"(...) as realidades mais óbvias, onipresentes e fundamentais são com frequência as mais difíceis de ver e conversar a respeito. Dito dessa forma, em uma frase, é claro que isso não passa de uma platitude banal, mas o fato é que nas trincheiras cotidianas da existência adulta as platitudes banais podem ter uma importância vital, ou pelo menos é o que eu gostaria de sugerir a vocês nessa manhã de tempo seco e agradável." (David Foster Wallace, "This is water", 2005)

segunda-feira, 27 de maio de 2013

É preciso mais que xingar o prefeito

E eis que Eduardo Paes, cuja saída da prefeitura do Rio é desejo ardente do blog (aqui), se envolve em confusão, dando um soco (!) em um cidadão que lhe xingara de "bosta" (aqui, aqui). O alcaide deveria saber que o homem público (?) está, necessariamente, na berlinda; atrai manifestações e opiniões, muitas vezes desagradáveis. É o preço do cargo e, mais do que isso, o preço das escolhas políticas adotadas. Um prefeito como Eduardo Paes não pode achar que merece tapetes vermelhos por onde anda. Em outros momentos e circunstâncias, aliás, apenas ser chamado de "bosta" seria lucro ("Se essa palhaçada fosse na Cinelândia/ Ia juntar muita gente pra pegar na saída", como cantaram os Paralamas, numa música que depois do lulismo no poder adquiriu tristes cores irônicas).

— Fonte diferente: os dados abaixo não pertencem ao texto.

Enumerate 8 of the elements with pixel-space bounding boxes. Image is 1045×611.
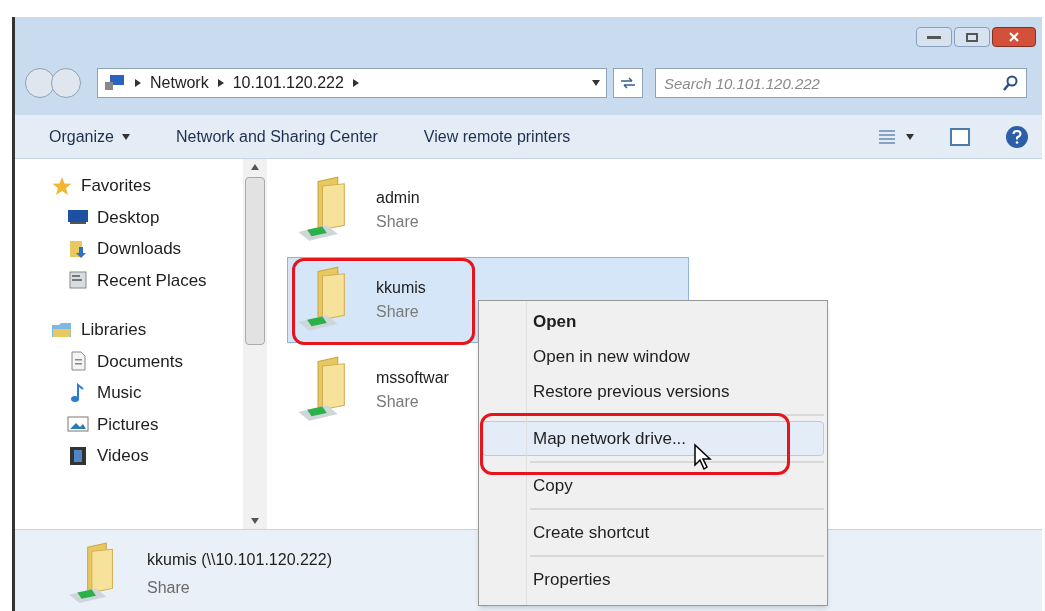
share-type: Share (376, 302, 420, 322)
share-name: mssoftwar (376, 368, 449, 388)
share-type: Share (376, 212, 420, 232)
share-type: Share (376, 392, 420, 412)
share-name: admin (376, 188, 420, 208)
details-type: Share (147, 577, 191, 598)
details-title: kkumis (\\10.101.120.222) (147, 549, 332, 570)
share-name: kkumis (376, 278, 426, 298)
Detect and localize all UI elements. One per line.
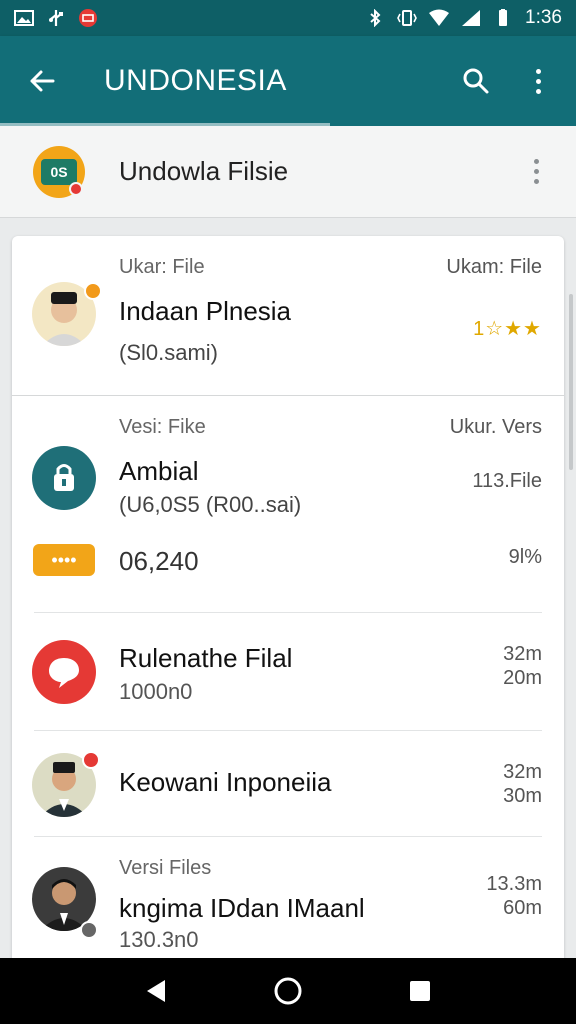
item-meta-bottom: 60m xyxy=(503,897,542,919)
nav-recents-icon[interactable] xyxy=(396,967,444,1015)
app-logo: 0S xyxy=(33,145,85,198)
item-meta-bottom: 30m xyxy=(503,785,542,807)
search-icon[interactable] xyxy=(456,61,496,101)
vibrate-icon xyxy=(397,9,417,27)
file-list-card: Ukar: File Ukam: File Indaan Plnesia 1☆★… xyxy=(12,236,564,966)
battery-icon xyxy=(493,9,513,27)
item-amount: 06,240 xyxy=(119,546,199,576)
item-label: Ukar: File xyxy=(119,256,205,278)
lock-icon xyxy=(32,446,96,510)
nav-back-icon[interactable] xyxy=(132,967,180,1015)
item-label: Versi Files xyxy=(119,857,212,879)
bluetooth-icon xyxy=(365,9,385,27)
item-subtitle: 1000n0 xyxy=(119,679,193,704)
avatar-badge xyxy=(82,751,100,769)
item-subtitle: 130.3n0 xyxy=(119,927,199,952)
header-more-icon[interactable] xyxy=(526,154,546,190)
avatar-badge xyxy=(84,282,102,300)
list-item[interactable]: Rulenathe Filal 1000n0 32m 20m xyxy=(12,613,564,730)
notification-icon xyxy=(78,9,98,27)
avatar-badge xyxy=(80,921,98,939)
item-meta-top: 32m xyxy=(503,643,542,665)
dots-chip[interactable]: •••• xyxy=(33,544,95,576)
item-meta-top: 13.3m xyxy=(486,873,542,895)
file-header[interactable]: 0S Undowla Filsie xyxy=(0,126,576,218)
item-subtitle: (U6,0S5 (R00..sai) xyxy=(119,492,302,517)
rating-stars: 1☆★★ xyxy=(473,318,542,340)
item-title: Keowani Inponeiia xyxy=(119,767,332,797)
item-title: Rulenathe Filal xyxy=(119,643,293,673)
chat-icon xyxy=(32,640,96,704)
item-amount-right: 9l% xyxy=(508,546,542,568)
usb-icon xyxy=(46,9,66,27)
item-title: kngima IDdan IMaanl xyxy=(119,893,365,923)
list-item[interactable]: Vesi: Fike Ukur. Vers Ambial 113.File (U… xyxy=(12,396,564,612)
image-icon xyxy=(14,9,34,27)
item-meta-top: 32m xyxy=(503,761,542,783)
list-item[interactable]: Ukar: File Ukam: File Indaan Plnesia 1☆★… xyxy=(12,236,564,396)
item-title: Indaan Plnesia xyxy=(119,296,292,326)
logo-badge xyxy=(69,181,83,196)
list-item[interactable]: Versi Files kngima IDdan IMaanl 130.3n0 … xyxy=(12,837,564,966)
item-subtitle: (Sl0.sami) xyxy=(119,340,219,365)
more-vert-icon[interactable] xyxy=(518,61,558,101)
header-title: Undowla Filsie xyxy=(119,156,289,186)
item-value-right: 113.File xyxy=(472,470,542,492)
item-label: Vesi: Fike xyxy=(119,416,206,438)
list-item[interactable]: Keowani Inponeiia 32m 30m xyxy=(12,731,564,836)
signal-icon xyxy=(461,9,481,27)
status-bar: 1:36 xyxy=(0,0,576,36)
item-label-right: Ukam: File xyxy=(446,256,542,278)
navigation-bar xyxy=(0,958,576,1024)
item-meta-bottom: 20m xyxy=(503,667,542,689)
page-title: UNDONESIA xyxy=(104,64,287,97)
status-time: 1:36 xyxy=(525,7,562,28)
arrow-back-icon[interactable] xyxy=(20,59,64,103)
item-title: Ambial xyxy=(119,456,199,486)
wifi-icon xyxy=(429,9,450,27)
nav-home-icon[interactable] xyxy=(264,967,312,1015)
scrollbar[interactable] xyxy=(569,294,573,470)
item-label-right: Ukur. Vers xyxy=(449,416,542,438)
app-bar: UNDONESIA xyxy=(0,36,576,126)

Há outra coisa, chamada compostura. Elemento indispensável para a vida em sociedade, é exigida ao quadrado do homem, de novo, "público". Como autoridade (!) maior da cidade, Eduardo Paes anda acompanhado de seguranças. As matérias que noticiaram o fato confirmam isso. É fácil a um homem, com um séquito assim, afastar um agressor, de forma, digamos, limpa- sem tumulto ou alvoroço. Mas não. Paes, talvez para mostrar que "é homem", partiu ele mesmo pra cima do sujeito, apesar de garantido por seguranças. Aí já é linchamento. Cercado pelos brutamontes, o cidadão sequer poderia revidar. Cenas lamentáveis, pois, violência-pastelão digna do Rio de Janeiro de Eduardo Paes.

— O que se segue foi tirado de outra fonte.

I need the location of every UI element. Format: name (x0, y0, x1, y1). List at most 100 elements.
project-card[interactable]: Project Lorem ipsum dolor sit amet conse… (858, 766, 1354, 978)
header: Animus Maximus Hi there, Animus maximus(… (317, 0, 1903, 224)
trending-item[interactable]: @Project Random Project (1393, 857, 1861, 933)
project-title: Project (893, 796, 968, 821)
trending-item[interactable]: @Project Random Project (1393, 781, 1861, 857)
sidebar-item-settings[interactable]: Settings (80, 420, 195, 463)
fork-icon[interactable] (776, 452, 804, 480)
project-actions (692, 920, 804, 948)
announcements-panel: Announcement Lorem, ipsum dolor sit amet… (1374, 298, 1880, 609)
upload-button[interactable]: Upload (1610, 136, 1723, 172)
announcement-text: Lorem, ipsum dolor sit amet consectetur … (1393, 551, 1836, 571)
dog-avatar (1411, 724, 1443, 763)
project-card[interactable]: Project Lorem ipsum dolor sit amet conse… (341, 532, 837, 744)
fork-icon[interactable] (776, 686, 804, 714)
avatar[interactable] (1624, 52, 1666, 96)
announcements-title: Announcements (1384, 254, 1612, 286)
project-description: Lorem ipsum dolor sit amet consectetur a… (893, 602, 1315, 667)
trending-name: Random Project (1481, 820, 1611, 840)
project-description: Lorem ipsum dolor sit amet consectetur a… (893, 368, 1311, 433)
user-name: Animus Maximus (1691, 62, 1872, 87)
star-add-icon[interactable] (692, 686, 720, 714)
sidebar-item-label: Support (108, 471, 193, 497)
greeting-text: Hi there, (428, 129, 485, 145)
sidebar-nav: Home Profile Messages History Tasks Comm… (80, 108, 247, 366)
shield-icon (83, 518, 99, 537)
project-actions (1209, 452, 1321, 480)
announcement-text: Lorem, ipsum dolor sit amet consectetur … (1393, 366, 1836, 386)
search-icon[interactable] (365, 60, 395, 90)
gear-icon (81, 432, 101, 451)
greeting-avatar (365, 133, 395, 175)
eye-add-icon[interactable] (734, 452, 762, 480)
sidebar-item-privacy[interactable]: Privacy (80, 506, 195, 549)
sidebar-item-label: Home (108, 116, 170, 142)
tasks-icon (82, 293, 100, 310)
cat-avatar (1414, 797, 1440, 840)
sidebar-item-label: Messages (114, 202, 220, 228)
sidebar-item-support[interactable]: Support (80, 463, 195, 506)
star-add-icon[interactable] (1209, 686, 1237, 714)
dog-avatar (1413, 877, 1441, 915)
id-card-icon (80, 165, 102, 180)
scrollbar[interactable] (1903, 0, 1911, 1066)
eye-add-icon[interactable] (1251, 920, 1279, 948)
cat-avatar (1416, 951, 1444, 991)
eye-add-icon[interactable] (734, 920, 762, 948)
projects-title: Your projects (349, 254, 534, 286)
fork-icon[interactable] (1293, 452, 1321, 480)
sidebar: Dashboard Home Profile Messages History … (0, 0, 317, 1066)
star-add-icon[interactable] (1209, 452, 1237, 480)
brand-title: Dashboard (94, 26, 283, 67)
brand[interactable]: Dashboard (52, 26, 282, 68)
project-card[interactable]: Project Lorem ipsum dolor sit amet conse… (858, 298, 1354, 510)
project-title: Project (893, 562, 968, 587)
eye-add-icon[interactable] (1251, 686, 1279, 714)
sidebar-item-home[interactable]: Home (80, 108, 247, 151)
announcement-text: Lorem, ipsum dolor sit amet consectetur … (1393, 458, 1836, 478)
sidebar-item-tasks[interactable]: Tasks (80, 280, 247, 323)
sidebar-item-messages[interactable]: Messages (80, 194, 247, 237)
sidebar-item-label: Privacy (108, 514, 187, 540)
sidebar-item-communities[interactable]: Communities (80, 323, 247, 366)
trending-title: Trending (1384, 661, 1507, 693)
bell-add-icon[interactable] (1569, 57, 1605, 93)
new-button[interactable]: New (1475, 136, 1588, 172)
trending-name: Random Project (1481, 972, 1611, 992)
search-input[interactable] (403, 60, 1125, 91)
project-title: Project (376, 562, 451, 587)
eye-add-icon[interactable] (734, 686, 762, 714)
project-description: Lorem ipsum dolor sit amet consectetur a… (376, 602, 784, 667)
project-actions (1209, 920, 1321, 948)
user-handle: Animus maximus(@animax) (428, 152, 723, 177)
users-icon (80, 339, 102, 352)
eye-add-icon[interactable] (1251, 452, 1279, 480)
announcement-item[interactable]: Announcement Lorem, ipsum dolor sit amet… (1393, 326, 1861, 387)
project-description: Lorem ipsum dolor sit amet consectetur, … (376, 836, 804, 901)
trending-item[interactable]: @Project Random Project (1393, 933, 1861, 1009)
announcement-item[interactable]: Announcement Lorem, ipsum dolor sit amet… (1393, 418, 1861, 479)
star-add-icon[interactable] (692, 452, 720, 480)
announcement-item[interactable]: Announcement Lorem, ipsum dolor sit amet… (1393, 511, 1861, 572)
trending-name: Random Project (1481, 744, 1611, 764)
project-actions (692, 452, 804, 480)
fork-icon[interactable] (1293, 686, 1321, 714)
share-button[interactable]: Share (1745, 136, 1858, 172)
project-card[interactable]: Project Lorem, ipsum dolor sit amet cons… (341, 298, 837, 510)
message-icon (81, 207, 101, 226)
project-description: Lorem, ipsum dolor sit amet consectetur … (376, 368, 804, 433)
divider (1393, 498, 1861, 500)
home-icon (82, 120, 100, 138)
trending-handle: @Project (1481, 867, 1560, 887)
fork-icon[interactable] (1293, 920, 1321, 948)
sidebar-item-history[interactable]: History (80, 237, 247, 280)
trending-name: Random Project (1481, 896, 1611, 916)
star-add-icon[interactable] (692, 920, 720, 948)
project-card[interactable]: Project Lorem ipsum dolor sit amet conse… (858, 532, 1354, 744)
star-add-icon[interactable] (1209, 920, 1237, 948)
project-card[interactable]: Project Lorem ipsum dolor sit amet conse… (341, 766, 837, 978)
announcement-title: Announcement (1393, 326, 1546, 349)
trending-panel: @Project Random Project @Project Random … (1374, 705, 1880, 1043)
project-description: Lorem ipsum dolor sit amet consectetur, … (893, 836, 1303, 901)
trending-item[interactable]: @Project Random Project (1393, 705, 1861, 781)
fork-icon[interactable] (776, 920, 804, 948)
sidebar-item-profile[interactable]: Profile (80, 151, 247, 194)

Ah, mas o cidadão tem o direito de xingar o prefeito que, naquela ocasião, era um cidadão em momento privado, jantando com a esposa? Antes de mais nada, o mandato acompanha o político. Não deixa de ser prefeito por estar jantando com a família, e a presença dos seguranças é exemplo disso. Segundo, o mero xingamento, como dito acima, pode mesmo ser pouco, conforme o grau de distensão social do momento. A questão, aqui, é outra: se meramente xingar o prefeito ajuda em alguma coisa. Assim como o terrorismo individual é inócuo para a emancipação da classe trabalhadora (conforme os marxistas denunciamos reiteradamente, vide aqui), esse tipo de protesto é vazio. Afastar Eduardo Paes e os interesses que representa da prefeitura do Rio de Janeiro (o que é apenas uma pequena parcela do problema) requer um amplo trabalho de conscientização das massas (coisa, aliás, de que o "agressor" talvez sequer tenha interesse, pois desconheço sua posição no espectro ideológico). Xingar o prefeito por si só é inútil, portanto. Mas lava a alma, ah, como lava.